Was rather diverted by a feature in the Sunday Times at the weekend about "infill" houses. Well! This is a most welcome arrival in the Sunday supplement mainstream. Some rather uplifting images were shown and, better still, comes the news that Boris has a gleam in his eye to build 30,000 new homes in the capital on GLA land (go, Boris!) while the HCA are looking at a scheme to deliver a (more modest) 1,250 homes across the UK.
The RIBA, joining in, have launched a competition to unearth places as hitherto not worthy of development, working on the principle that it is those who live and work locally who are best placed to know. How wonderful! And there are websites that inform more: urbfill.com or the RIBA site at architecture.com.
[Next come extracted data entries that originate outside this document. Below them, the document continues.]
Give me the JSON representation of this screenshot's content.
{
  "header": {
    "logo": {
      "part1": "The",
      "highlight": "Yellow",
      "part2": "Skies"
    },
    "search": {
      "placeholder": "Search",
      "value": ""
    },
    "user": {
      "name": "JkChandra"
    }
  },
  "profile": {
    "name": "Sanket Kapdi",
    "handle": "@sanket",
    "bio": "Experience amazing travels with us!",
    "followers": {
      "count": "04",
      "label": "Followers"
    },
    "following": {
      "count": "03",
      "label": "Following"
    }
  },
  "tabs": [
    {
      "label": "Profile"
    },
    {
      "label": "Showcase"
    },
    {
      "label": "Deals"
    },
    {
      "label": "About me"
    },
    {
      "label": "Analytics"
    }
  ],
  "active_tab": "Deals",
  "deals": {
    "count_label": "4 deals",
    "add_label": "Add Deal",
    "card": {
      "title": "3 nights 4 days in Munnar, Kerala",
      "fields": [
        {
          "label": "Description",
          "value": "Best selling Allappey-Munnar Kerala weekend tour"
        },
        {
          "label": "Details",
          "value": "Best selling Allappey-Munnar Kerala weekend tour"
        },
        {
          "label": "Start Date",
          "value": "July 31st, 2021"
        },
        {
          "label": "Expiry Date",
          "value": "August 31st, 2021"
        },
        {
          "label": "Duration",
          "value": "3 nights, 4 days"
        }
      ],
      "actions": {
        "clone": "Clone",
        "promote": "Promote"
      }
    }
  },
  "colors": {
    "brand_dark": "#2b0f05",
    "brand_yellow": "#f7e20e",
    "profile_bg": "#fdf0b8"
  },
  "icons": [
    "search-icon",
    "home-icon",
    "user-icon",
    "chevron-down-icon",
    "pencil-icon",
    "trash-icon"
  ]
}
This reminds me that for some time I have been meaning to blog about the Steel House in Hart Street, Edinburgh, which I saw for the first time last autumn (when out for a stroll with the lovely June Barnes) and which is clearly very famous in architectural circles having won several awards.
Levered into a sort of "in-between space" (where there was a garage or a shed at the end of the back garden of a Georgian House) I was captivated by it architecturally but - more to the point - was far more arrested by the sheer resourcefulness of the thing.
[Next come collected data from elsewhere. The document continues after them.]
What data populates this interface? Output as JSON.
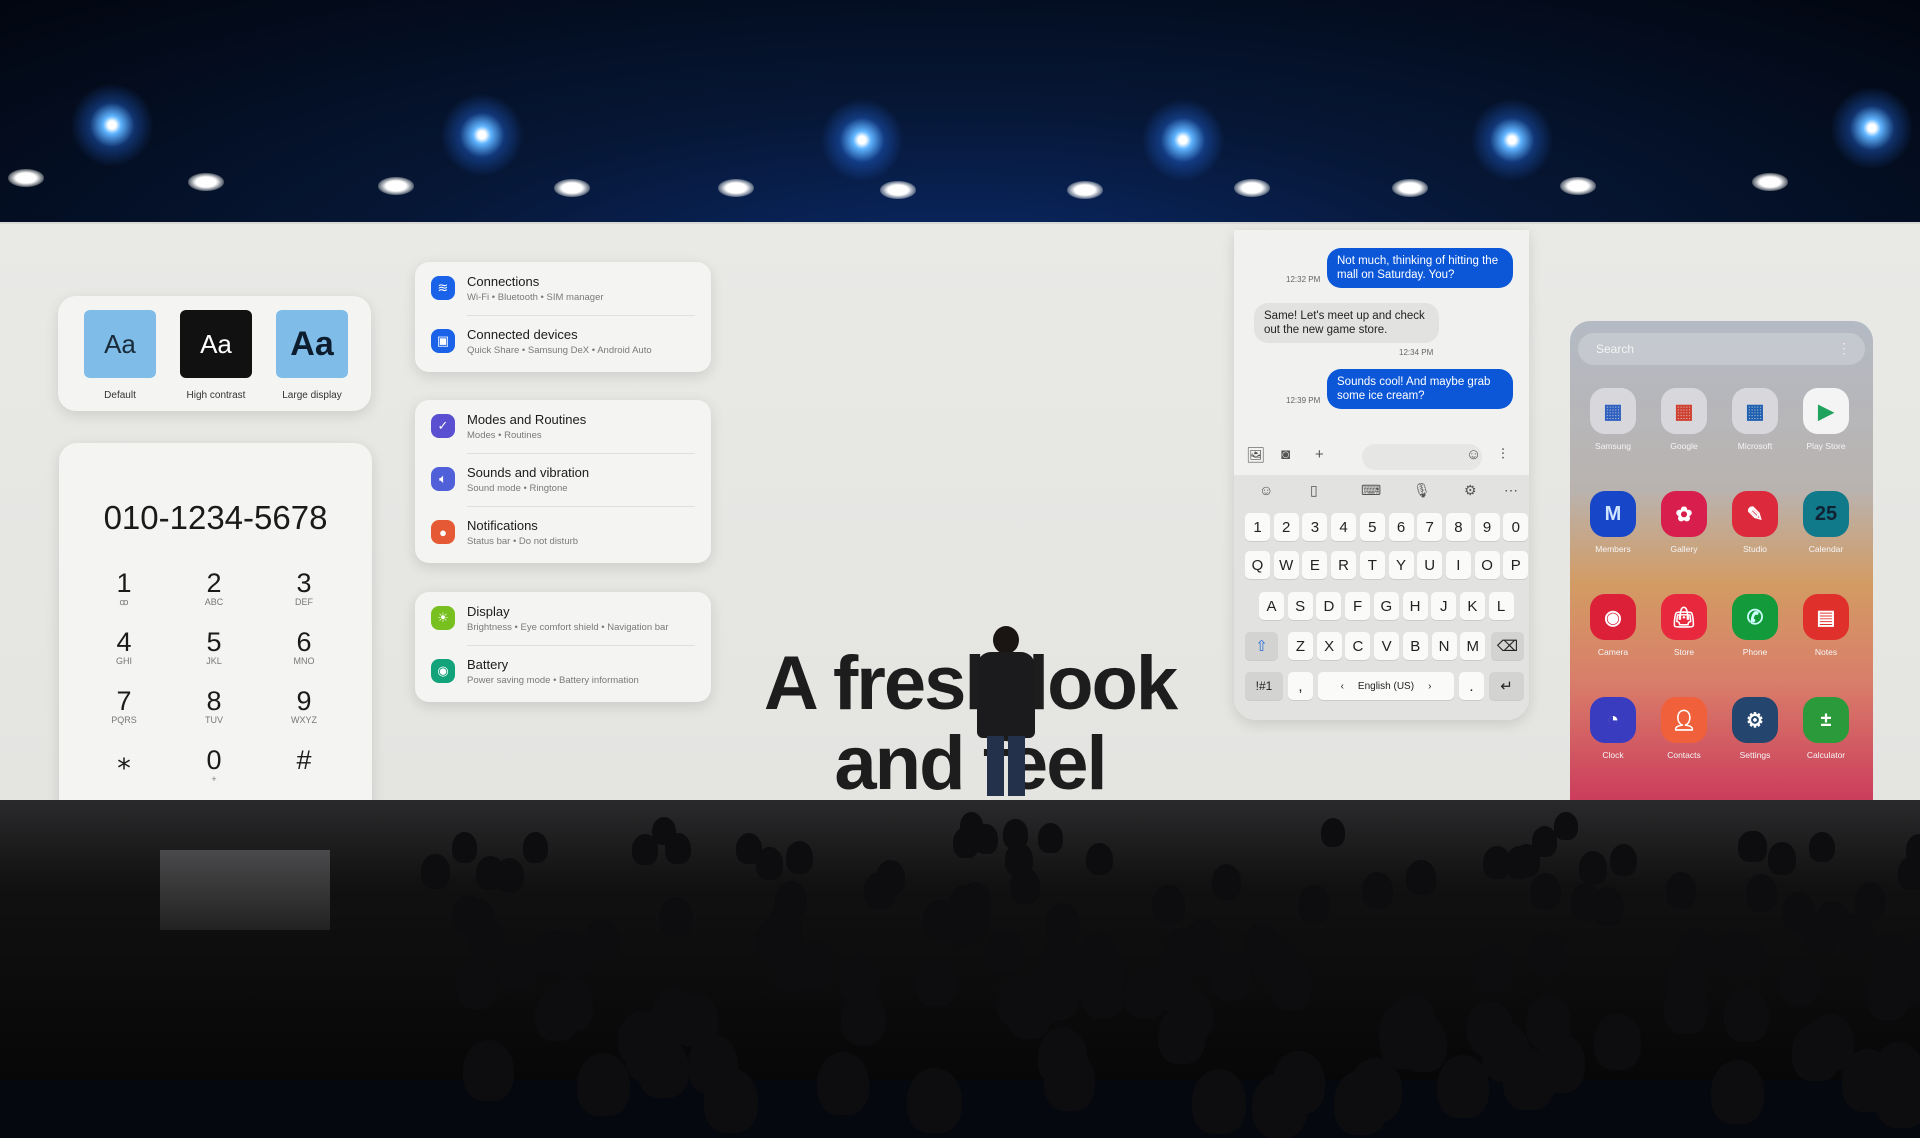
{
  "headline": {
    "line1": "A fresh look",
    "line2": "and feel"
  },
  "accessibility": {
    "options": [
      {
        "glyph": "Aa",
        "label": "Default",
        "bg": "#7fbde8",
        "fg": "#1a2a3a"
      },
      {
        "glyph": "Aa",
        "label": "High contrast",
        "bg": "#111111",
        "fg": "#ffffff"
      },
      {
        "glyph": "Aa",
        "label": "Large display",
        "bg": "#7fbde8",
        "fg": "#0d1d2d"
      }
    ]
  },
  "dialer": {
    "number": "010-1234-5678",
    "keys": [
      {
        "n": "1",
        "l": "ꝏ"
      },
      {
        "n": "2",
        "l": "ABC"
      },
      {
        "n": "3",
        "l": "DEF"
      },
      {
        "n": "4",
        "l": "GHI"
      },
      {
        "n": "5",
        "l": "JKL"
      },
      {
        "n": "6",
        "l": "MNO"
      },
      {
        "n": "7",
        "l": "PQRS"
      },
      {
        "n": "8",
        "l": "TUV"
      },
      {
        "n": "9",
        "l": "WXYZ"
      },
      {
        "n": "⁎",
        "l": ""
      },
      {
        "n": "0",
        "l": "+"
      },
      {
        "n": "#",
        "l": ""
      }
    ]
  },
  "settings": {
    "groups": [
      [
        {
          "title": "Connections",
          "sub": "Wi-Fi  •  Bluetooth  •  SIM manager",
          "icon": "wifi-icon",
          "glyph": "≋",
          "color": "#1a62e8"
        },
        {
          "title": "Connected devices",
          "sub": "Quick Share  •  Samsung DeX  •  Android Auto",
          "icon": "devices-icon",
          "glyph": "▣",
          "color": "#1a62e8"
        }
      ],
      [
        {
          "title": "Modes and Routines",
          "sub": "Modes  •  Routines",
          "icon": "routines-icon",
          "glyph": "✓",
          "color": "#5a4fd0"
        },
        {
          "title": "Sounds and vibration",
          "sub": "Sound mode  •  Ringtone",
          "icon": "sound-icon",
          "glyph": "🔈︎",
          "color": "#5060d8"
        },
        {
          "title": "Notifications",
          "sub": "Status bar  •  Do not disturb",
          "icon": "notifications-icon",
          "glyph": "●",
          "color": "#e55a34"
        }
      ],
      [
        {
          "title": "Display",
          "sub": "Brightness  •  Eye comfort shield  •  Navigation bar",
          "icon": "display-icon",
          "glyph": "☀",
          "color": "#78c020"
        },
        {
          "title": "Battery",
          "sub": "Power saving mode  •  Battery information",
          "icon": "battery-icon",
          "glyph": "◉",
          "color": "#12a37a"
        }
      ]
    ]
  },
  "messages": [
    {
      "dir": "out",
      "text": "Not much, thinking of hitting the mall on Saturday. You?",
      "time": "12:32 PM"
    },
    {
      "dir": "in",
      "text": "Same! Let's meet up and check out the new game store.",
      "time": "12:34 PM"
    },
    {
      "dir": "out",
      "text": "Sounds cool! And maybe grab some ice cream?",
      "time": "12:39 PM"
    }
  ],
  "keyboard": {
    "rows": [
      [
        "1",
        "2",
        "3",
        "4",
        "5",
        "6",
        "7",
        "8",
        "9",
        "0"
      ],
      [
        "Q",
        "W",
        "E",
        "R",
        "T",
        "Y",
        "U",
        "I",
        "O",
        "P"
      ],
      [
        "A",
        "S",
        "D",
        "F",
        "G",
        "H",
        "J",
        "K",
        "L"
      ],
      [
        "Z",
        "X",
        "C",
        "V",
        "B",
        "N",
        "M"
      ]
    ],
    "symbols_key": "!#1",
    "comma": ",",
    "period": ".",
    "language": "English (US)",
    "shift": "⇧",
    "backspace": "⌫",
    "enter": "↵",
    "lang_prev": "‹",
    "lang_next": "›",
    "compose_icons": [
      {
        "name": "gallery-icon",
        "g": "🖼︎"
      },
      {
        "name": "camera-icon",
        "g": "◙"
      },
      {
        "name": "plus-icon",
        "g": "+"
      },
      {
        "name": "emoji-icon",
        "g": "☺"
      },
      {
        "name": "voice-wave-icon",
        "g": "⫶"
      }
    ],
    "toolbar_icons": [
      {
        "name": "emoji-icon",
        "g": "☺"
      },
      {
        "name": "clipboard-icon",
        "g": "▯"
      },
      {
        "name": "keyboard-mode-icon",
        "g": "⌨"
      },
      {
        "name": "mic-icon",
        "g": "🎙︎"
      },
      {
        "name": "settings-icon",
        "g": "⚙"
      },
      {
        "name": "more-icon",
        "g": "⋯"
      }
    ]
  },
  "app_drawer": {
    "search_placeholder": "Search",
    "menu": "⋮",
    "apps": [
      {
        "label": "Samsung",
        "bg": "#d8d8dc",
        "g": "▦",
        "fg": "#3060c0"
      },
      {
        "label": "Google",
        "bg": "#d8d8dc",
        "g": "▦",
        "fg": "#d04030"
      },
      {
        "label": "Microsoft",
        "bg": "#d8d8dc",
        "g": "▦",
        "fg": "#2060b0"
      },
      {
        "label": "Play Store",
        "bg": "#f4f4f4",
        "g": "▶",
        "fg": "#1fa35c"
      },
      {
        "label": "Members",
        "bg": "#1846c8",
        "g": "M",
        "fg": "#cfe4ff"
      },
      {
        "label": "Gallery",
        "bg": "#d81e4c",
        "g": "✿",
        "fg": "#fff"
      },
      {
        "label": "Studio",
        "bg": "#dc2a3c",
        "g": "✎",
        "fg": "#fff"
      },
      {
        "label": "Calendar",
        "bg": "#117a8a",
        "g": "25",
        "fg": "#123"
      },
      {
        "label": "Camera",
        "bg": "#dc2038",
        "g": "◉",
        "fg": "#fff"
      },
      {
        "label": "Store",
        "bg": "#e8283c",
        "g": "👜︎",
        "fg": "#fff"
      },
      {
        "label": "Phone",
        "bg": "#139a3a",
        "g": "✆",
        "fg": "#cff"
      },
      {
        "label": "Notes",
        "bg": "#e0302c",
        "g": "▤",
        "fg": "#fff"
      },
      {
        "label": "Clock",
        "bg": "#3a3cc0",
        "g": "◔",
        "fg": "#fff"
      },
      {
        "label": "Contacts",
        "bg": "#f0603a",
        "g": "👤︎",
        "fg": "#fff"
      },
      {
        "label": "Settings",
        "bg": "#24466e",
        "g": "⚙",
        "fg": "#fff"
      },
      {
        "label": "Calculator",
        "bg": "#2a9a3a",
        "g": "±",
        "fg": "#fff"
      }
    ]
  }
}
Edinburgh's New Town is an uplifting place and is built to generous scale and nobody in their right mind would suggest that this generosity should be compromised, so the Steel House shows the way: if it can be managed in Edinburgh then don't tell me that many (most) of our town centres could sustain (absorb) extra units of housing, if sensitively and appropriately handled.
Those around the regeneration debate (certainly, the regular readers of this blog!) will be painfully aware that the regeneration sector continues to grapple with the perennial problem of what to do with our failing high streets and our depleted town centres, many of which have a trajectory of failing even in boom times.
For some time I have been asserting that there is potential for small-scale regeneration initiatives through consolidating high streets potentially, converting old Victorian or Edwardian stock back to its original use as residential (although a plea from the great Dr Peter Damesick, head of research at CBRE: planners, please allow the actual shop frontages to be replaced.
It's a sad sight, a home that was obviously once a shop with its need for yards of net curtains in the massive windows). Sensitive conversion of old retail stock back to residential would provide much-needed homes, of course, and this measure - coupled with a programme of infill developments could re-densify (I think I've just made that word up but I'm sticking to my guns) our town centres.
In areas that can demonstrate market failure coupled with buoyant housing demand, grants should be given either to landowners of shops suitable for conversion to residential, or to homeowners who could facilitate the divvy-up of a bit of interstitial toot at the end of their garden (or down the side of their house or whatever).
The Edinburgh Steel House only worked because of high land values; if this is to become a more widespread technique the government will need to intervene. But hey what a prize!
These ideas, if executed properly would need no new roads or refuse collections or schools. It is accreting development, the impact of which could be absorbed by existing infrastructure, not huge new urban settlements (which can't). You recycle land and make use of existing town-centre amenities.
This is regeneration by stealth. Not by massive injections of money, but by recognising and responding in a meaningful way to the local context. It's localism writ large in more-for-less Britain. Does it for me!